Town kids and country kids, they called us in grade school. The country kids were allowed to line up at the classroom door prior to the ringing of the bell at the end of the day. When that bell did ring, we raced to our bus, and to the familiar face of the bus driver. Betsy, Bud and Albert were my drivers for those 11 years. I feel very fortunate to have had such conscientious human beings driving those enormous kid-carriers through hills and “hollers” in all sorts of weather and through all levels of road disrepair. I also feel fortunate that each of those drivers cared deeply for each and every child with whose care they were charged for those hours before and after school.
We were lucky, my siblings and I, to be one of the later stops in the morning, but we rode the bus for at least an hour each afternoon. I won’t bore you by listing the family names of those who rode with us, but the bond developed there goes as deep as any that I can recall from my early school days. We took care of one another, in a way. During the school day, we probably didn’t hang out together because we were of different ages, but on the bus, we were family. If, during those awkward 7th and 8th grade school years, I felt miserable at school because I was popular yesterday and not popular today, I knew my school bus family would not see me differently. They did not judge me on my level of acceptance at school. They did not care if I was picked last on the softball team that day, or if I had been voted by my classmates as queen candidate for the Penny Carnival. I was “just Cyndi” to them.

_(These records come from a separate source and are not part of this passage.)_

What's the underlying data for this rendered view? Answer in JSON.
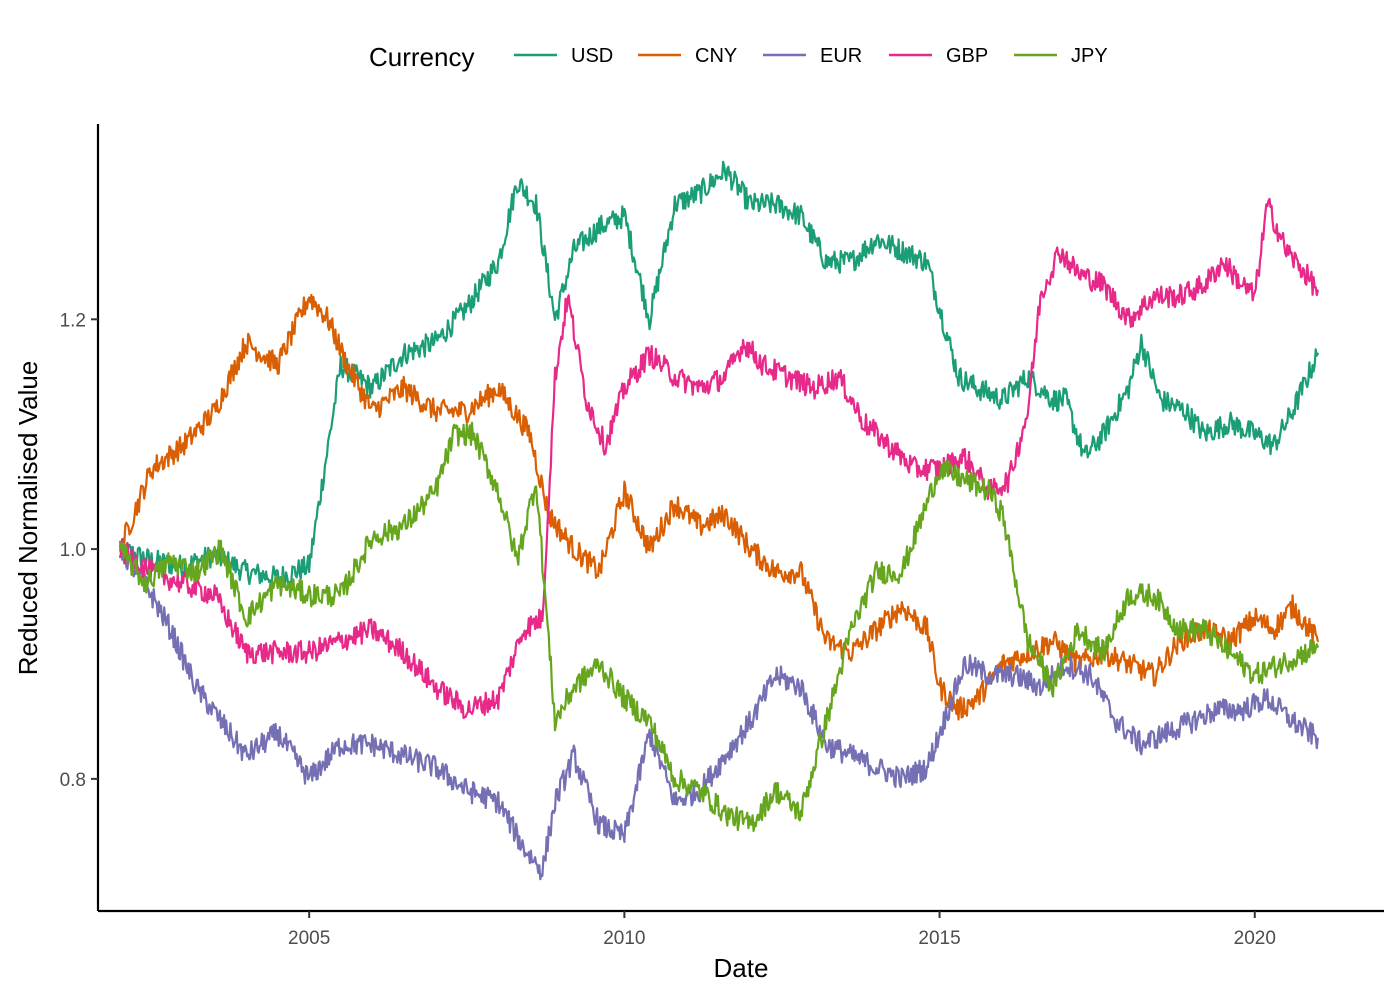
{
  "chart_data": {
    "type": "line",
    "title": "",
    "xlabel": "Date",
    "ylabel": "Reduced Normalised Value",
    "legend_title": "Currency",
    "legend_position": "top",
    "grid": false,
    "xlim": [
      2001.65,
      2022.05
    ],
    "ylim": [
      0.685,
      1.37
    ],
    "x_ticks": [
      2005,
      2010,
      2015,
      2020
    ],
    "x_tick_labels": [
      "2005",
      "2010",
      "2015",
      "2020"
    ],
    "y_ticks": [
      0.8,
      1.0,
      1.2
    ],
    "y_tick_labels": [
      "0.8",
      "1.0",
      "1.2"
    ],
    "series": [
      {
        "name": "USD",
        "color": "#1b9e77",
        "x": [
          2002.0,
          2002.5,
          2003.0,
          2003.5,
          2004.0,
          2004.5,
          2005.0,
          2005.5,
          2006.0,
          2006.5,
          2007.0,
          2007.5,
          2008.0,
          2008.3,
          2008.6,
          2008.9,
          2009.2,
          2009.6,
          2010.0,
          2010.4,
          2010.8,
          2011.2,
          2011.6,
          2012.0,
          2012.4,
          2012.8,
          2013.2,
          2013.6,
          2014.0,
          2014.4,
          2014.8,
          2015.0,
          2015.3,
          2015.6,
          2016.0,
          2016.4,
          2016.8,
          2017.0,
          2017.3,
          2017.6,
          2018.0,
          2018.2,
          2018.5,
          2018.9,
          2019.2,
          2019.6,
          2020.0,
          2020.3,
          2020.6,
          2021.0
        ],
        "y": [
          1.0,
          0.99,
          0.985,
          0.995,
          0.98,
          0.975,
          0.985,
          1.16,
          1.14,
          1.17,
          1.18,
          1.21,
          1.25,
          1.32,
          1.3,
          1.2,
          1.26,
          1.28,
          1.29,
          1.2,
          1.3,
          1.31,
          1.33,
          1.3,
          1.3,
          1.29,
          1.25,
          1.25,
          1.27,
          1.26,
          1.25,
          1.21,
          1.15,
          1.14,
          1.13,
          1.15,
          1.13,
          1.13,
          1.08,
          1.1,
          1.14,
          1.18,
          1.13,
          1.12,
          1.1,
          1.11,
          1.1,
          1.09,
          1.12,
          1.17
        ]
      },
      {
        "name": "CNY",
        "color": "#d95f02",
        "x": [
          2002.0,
          2002.5,
          2003.0,
          2003.5,
          2004.0,
          2004.5,
          2005.0,
          2005.3,
          2005.6,
          2006.0,
          2006.5,
          2007.0,
          2007.5,
          2008.0,
          2008.5,
          2008.8,
          2009.2,
          2009.6,
          2010.0,
          2010.4,
          2010.8,
          2011.2,
          2011.6,
          2012.0,
          2012.4,
          2012.8,
          2013.2,
          2013.6,
          2014.0,
          2014.4,
          2014.8,
          2015.0,
          2015.3,
          2015.6,
          2016.0,
          2016.4,
          2016.8,
          2017.2,
          2017.6,
          2018.0,
          2018.4,
          2018.8,
          2019.2,
          2019.6,
          2020.0,
          2020.3,
          2020.6,
          2021.0
        ],
        "y": [
          1.0,
          1.07,
          1.09,
          1.12,
          1.18,
          1.16,
          1.22,
          1.2,
          1.16,
          1.12,
          1.14,
          1.12,
          1.12,
          1.14,
          1.1,
          1.03,
          1.0,
          0.98,
          1.05,
          1.0,
          1.04,
          1.02,
          1.03,
          1.0,
          0.98,
          0.98,
          0.92,
          0.91,
          0.93,
          0.95,
          0.93,
          0.88,
          0.86,
          0.87,
          0.9,
          0.91,
          0.92,
          0.9,
          0.91,
          0.9,
          0.89,
          0.92,
          0.93,
          0.92,
          0.94,
          0.93,
          0.95,
          0.92
        ]
      },
      {
        "name": "EUR",
        "color": "#7570b3",
        "x": [
          2002.0,
          2002.4,
          2002.8,
          2003.2,
          2003.6,
          2004.0,
          2004.5,
          2005.0,
          2005.5,
          2006.0,
          2006.5,
          2007.0,
          2007.5,
          2008.0,
          2008.4,
          2008.7,
          2008.9,
          2009.2,
          2009.6,
          2010.0,
          2010.4,
          2010.8,
          2011.2,
          2011.6,
          2012.0,
          2012.4,
          2012.8,
          2013.2,
          2013.6,
          2014.0,
          2014.4,
          2014.8,
          2015.0,
          2015.4,
          2015.8,
          2016.2,
          2016.6,
          2017.0,
          2017.4,
          2017.8,
          2018.2,
          2018.6,
          2019.0,
          2019.4,
          2019.8,
          2020.2,
          2020.6,
          2021.0
        ],
        "y": [
          1.0,
          0.97,
          0.93,
          0.88,
          0.85,
          0.82,
          0.84,
          0.8,
          0.83,
          0.83,
          0.82,
          0.81,
          0.79,
          0.78,
          0.74,
          0.72,
          0.78,
          0.82,
          0.76,
          0.75,
          0.84,
          0.78,
          0.79,
          0.82,
          0.85,
          0.89,
          0.88,
          0.83,
          0.82,
          0.81,
          0.8,
          0.81,
          0.84,
          0.9,
          0.89,
          0.89,
          0.88,
          0.9,
          0.89,
          0.85,
          0.83,
          0.84,
          0.85,
          0.86,
          0.86,
          0.87,
          0.85,
          0.835
        ]
      },
      {
        "name": "GBP",
        "color": "#e7298a",
        "x": [
          2002.0,
          2002.5,
          2003.0,
          2003.5,
          2004.0,
          2004.5,
          2005.0,
          2005.5,
          2006.0,
          2006.5,
          2007.0,
          2007.5,
          2008.0,
          2008.4,
          2008.7,
          2008.9,
          2009.1,
          2009.4,
          2009.7,
          2010.0,
          2010.4,
          2010.8,
          2011.2,
          2011.6,
          2011.9,
          2012.2,
          2012.6,
          2013.0,
          2013.4,
          2013.8,
          2014.2,
          2014.6,
          2015.0,
          2015.4,
          2015.8,
          2016.1,
          2016.4,
          2016.6,
          2016.9,
          2017.2,
          2017.6,
          2018.0,
          2018.4,
          2018.8,
          2019.2,
          2019.5,
          2019.8,
          2020.0,
          2020.2,
          2020.5,
          2020.8,
          2021.0
        ],
        "y": [
          1.0,
          0.98,
          0.97,
          0.96,
          0.91,
          0.91,
          0.91,
          0.92,
          0.93,
          0.91,
          0.88,
          0.86,
          0.87,
          0.93,
          0.94,
          1.15,
          1.22,
          1.13,
          1.09,
          1.14,
          1.17,
          1.15,
          1.14,
          1.15,
          1.18,
          1.16,
          1.15,
          1.14,
          1.15,
          1.11,
          1.09,
          1.07,
          1.07,
          1.08,
          1.05,
          1.06,
          1.12,
          1.22,
          1.26,
          1.24,
          1.23,
          1.2,
          1.22,
          1.22,
          1.23,
          1.25,
          1.23,
          1.22,
          1.3,
          1.26,
          1.24,
          1.225
        ]
      },
      {
        "name": "JPY",
        "color": "#66a61e",
        "x": [
          2002.0,
          2002.4,
          2002.8,
          2003.2,
          2003.6,
          2004.0,
          2004.5,
          2005.0,
          2005.5,
          2006.0,
          2006.5,
          2007.0,
          2007.3,
          2007.6,
          2008.0,
          2008.3,
          2008.6,
          2008.9,
          2009.2,
          2009.6,
          2010.0,
          2010.4,
          2010.8,
          2011.2,
          2011.6,
          2012.0,
          2012.4,
          2012.8,
          2013.2,
          2013.6,
          2014.0,
          2014.4,
          2014.8,
          2015.0,
          2015.4,
          2015.8,
          2016.0,
          2016.4,
          2016.8,
          2017.2,
          2017.6,
          2018.0,
          2018.4,
          2018.8,
          2019.2,
          2019.6,
          2020.0,
          2020.4,
          2020.8,
          2021.0
        ],
        "y": [
          1.0,
          0.97,
          0.99,
          0.98,
          1.0,
          0.94,
          0.97,
          0.96,
          0.96,
          1.01,
          1.02,
          1.05,
          1.1,
          1.1,
          1.05,
          0.99,
          1.06,
          0.85,
          0.88,
          0.9,
          0.87,
          0.85,
          0.8,
          0.79,
          0.77,
          0.76,
          0.79,
          0.77,
          0.85,
          0.93,
          0.98,
          0.98,
          1.04,
          1.07,
          1.06,
          1.05,
          1.03,
          0.92,
          0.88,
          0.93,
          0.91,
          0.96,
          0.96,
          0.93,
          0.93,
          0.91,
          0.89,
          0.9,
          0.91,
          0.915
        ]
      }
    ]
  }
}
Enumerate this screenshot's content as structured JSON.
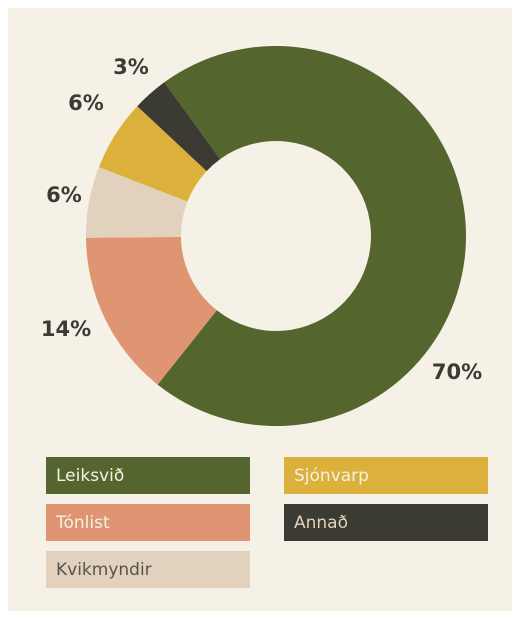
{
  "chart_data": {
    "type": "donut",
    "categories": [
      "Leiksvið",
      "Tónlist",
      "Kvikmyndir",
      "Sjónvarp",
      "Annað"
    ],
    "values": [
      70,
      14,
      6,
      6,
      3
    ],
    "value_labels": [
      "70%",
      "14%",
      "6%",
      "6%",
      "3%"
    ],
    "colors": [
      "#55652e",
      "#e09572",
      "#e1d1bd",
      "#dbb13b",
      "#3b3b33"
    ],
    "legend": "bottom"
  }
}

Driving by the feedlot managed by the father of 7 of my school bus family members, it never failed, someone would say, “Smell that money!” There was the girl who always tried to sneak a smoke in the back of the bus, and the girl who sang Mac Davis songs in a gravelly voice and with such passion that we would beg for more. Rich or poor, we didn’t care. We were all country kids.
I always wave at school bus drivers when I meet them on the highway. I know there are a handful of drivers out there that probably shouldn’t be charged with such an awesome responsibility for one reason or another. I have heard horror stories of children being picked on or ignored when they asked for help, but I would like to believe that the majority of those driving those faded yellow buses are made of the same stuff as Bud, Betsy and Albert. The pay probably isn’t very good, but the potential influence and impact that a bus driver has on a child’s life. . .well, that is priceless.